Background: Low-radiation dose spiral computed tomography (LDCT) currently is being evaluated as a screening modality for lung carcinoma in a randomized trial. Although several diagnostic algorithms for the workup of positive LDCT screens have been proposed, to the authors' knowledge there is no widely accepted standard to date and there are few nationwide data concerning how such diagnostic workups are actually being performed outside a research protocol setting.
Methods: The Lung Screening Study (LSS) was a multicenter feasibility trial that randomized 1660 subjects to undergo LDCT and an equivalent number to undergo chest X-ray. Subjects with positive screens were referred to their own health care providers for diagnostic follow-up; LSS did not specify a diagnostic algorithm. LSS collected and abstracted medical records regarding procedures employed in the diagnostic workup of positive screens.

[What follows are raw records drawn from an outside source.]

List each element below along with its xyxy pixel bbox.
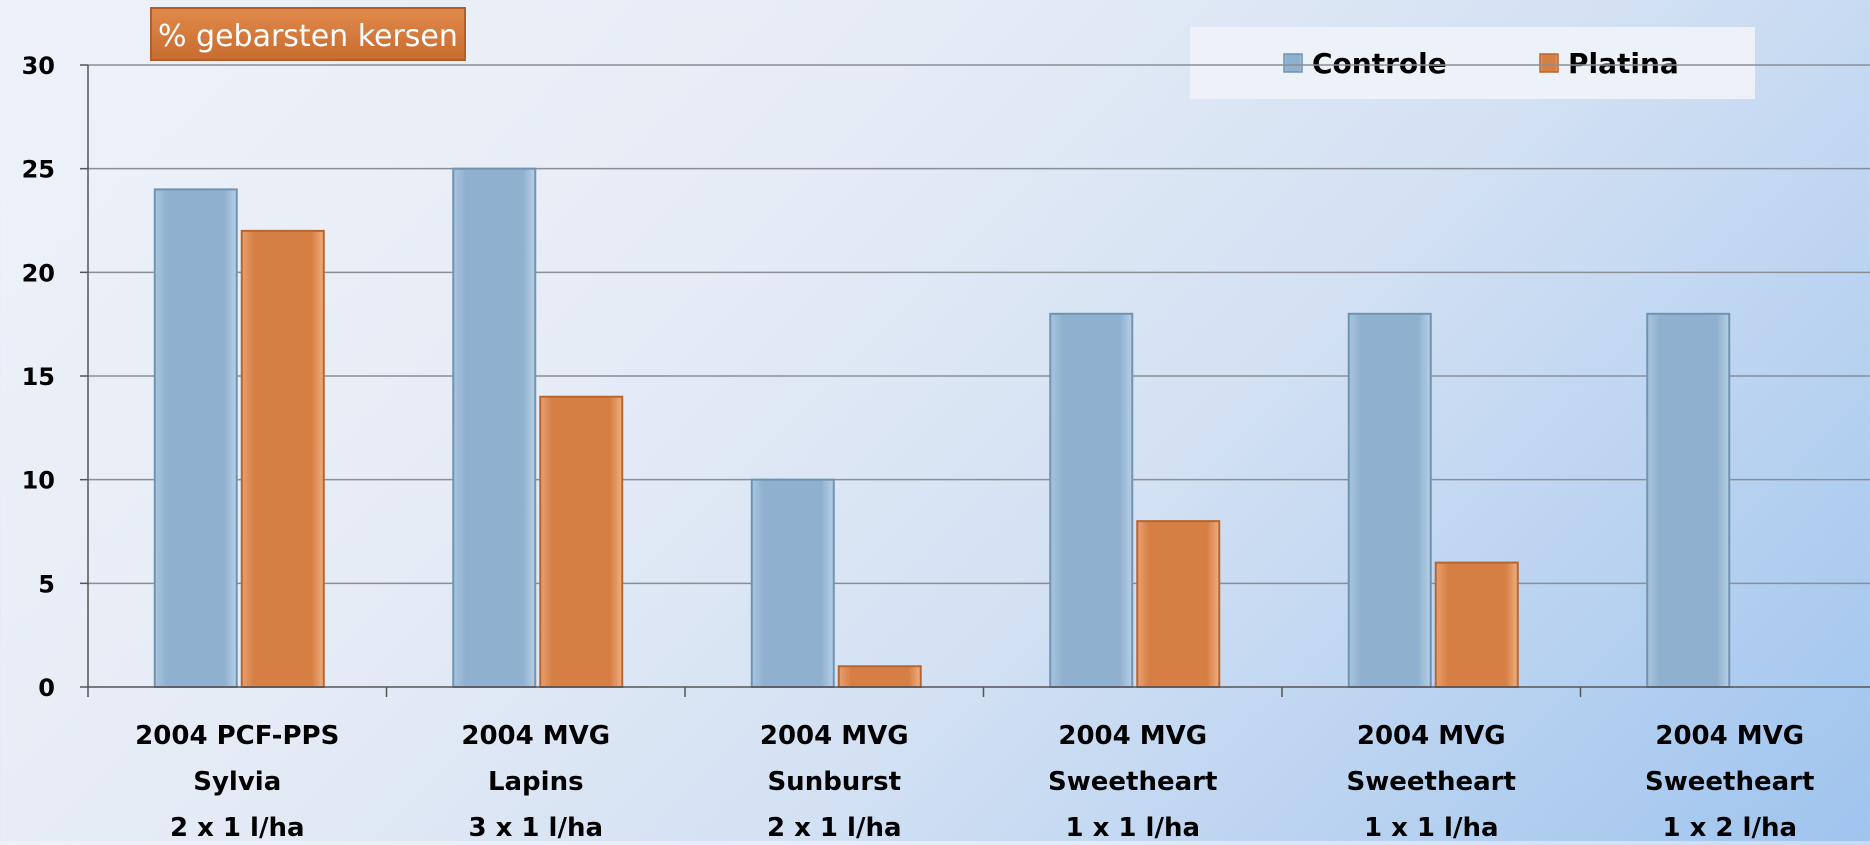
bars: [153, 167, 1731, 689]
y-tick-label: 30: [22, 52, 55, 80]
legend-label-platina: Platina: [1568, 47, 1679, 80]
y-tick-label: 10: [22, 467, 55, 495]
y-tick-label: 15: [22, 363, 55, 391]
x-tick-label: 2004 MVG Sunburst 2 x 1 l/ha: [760, 721, 909, 841]
x-tick-label: 2004 PCF-PPS Sylvia 2 x 1 l/ha: [135, 721, 339, 841]
x-tick-label: 2004 MVG Sweetheart 1 x 2 l/ha: [1645, 721, 1814, 841]
title-badge: [150, 7, 466, 61]
bar-platina: [837, 665, 922, 688]
legend-swatch-controle: [1283, 53, 1303, 73]
legend: Controle Platina: [1283, 47, 1679, 80]
y-tick-label: 20: [22, 259, 55, 287]
legend-label-controle: Controle: [1312, 47, 1447, 80]
bar-controle: [1049, 312, 1134, 688]
legend-swatch-platina: [1539, 53, 1559, 73]
gridlines: [88, 64, 1870, 585]
y-tick-label: 5: [38, 570, 55, 598]
chart-title: % gebarsten kersen: [158, 19, 458, 54]
bar-controle: [1646, 312, 1731, 688]
bar-platina: [240, 229, 325, 688]
x-tick-label: 2004 MVG Sweetheart 1 x 1 l/ha: [1347, 721, 1516, 841]
bar-controle: [153, 188, 238, 688]
y-tick-label: 25: [22, 156, 55, 184]
bar-platina: [1434, 561, 1519, 688]
bar-platina: [1136, 520, 1221, 689]
bar-controle: [1347, 312, 1432, 688]
bar-controle: [452, 167, 537, 688]
bar-controle: [750, 478, 835, 688]
y-axis: 0 5 10 15 20 25 30: [22, 52, 89, 702]
bar-platina: [539, 395, 624, 688]
x-axis: 2004 PCF-PPS Sylvia 2 x 1 l/ha 2004 MVG Lapi…: [87, 686, 1870, 843]
x-tick-label: 2004 MVG Sweetheart 1 x 1 l/ha: [1048, 721, 1217, 841]
y-tick-label: 0: [38, 674, 55, 702]
x-tick-label: 2004 MVG Lapins 3 x 1 l/ha: [461, 721, 610, 841]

Results: Of the 522 subjects with a positive LDCT screen at baseline or at Year One, 12% underwent biopsy. Biopsy was less likely to be performed in subjects with 4-9-mm nodules (5%) than in subjects with nodules measuring 10+ mm (25%) or in subjects with no nodules but other suspicious findings (15%). Among 63% of the subjects who underwent chest CT on follow-up, the median time between screening and first follow-up chest CT was 82 days. Only a minority of subjects received diagnostic workups that were consistent with published algorithms.
Conclusions: The data from the current study represent the experience of subjects followed by their health care providers in five different U.S. metropolitan areas and one rural area. As such, they provide some indication of practices in the U.S. with regard to the diagnostic workup of patients with positive spiral CT screens.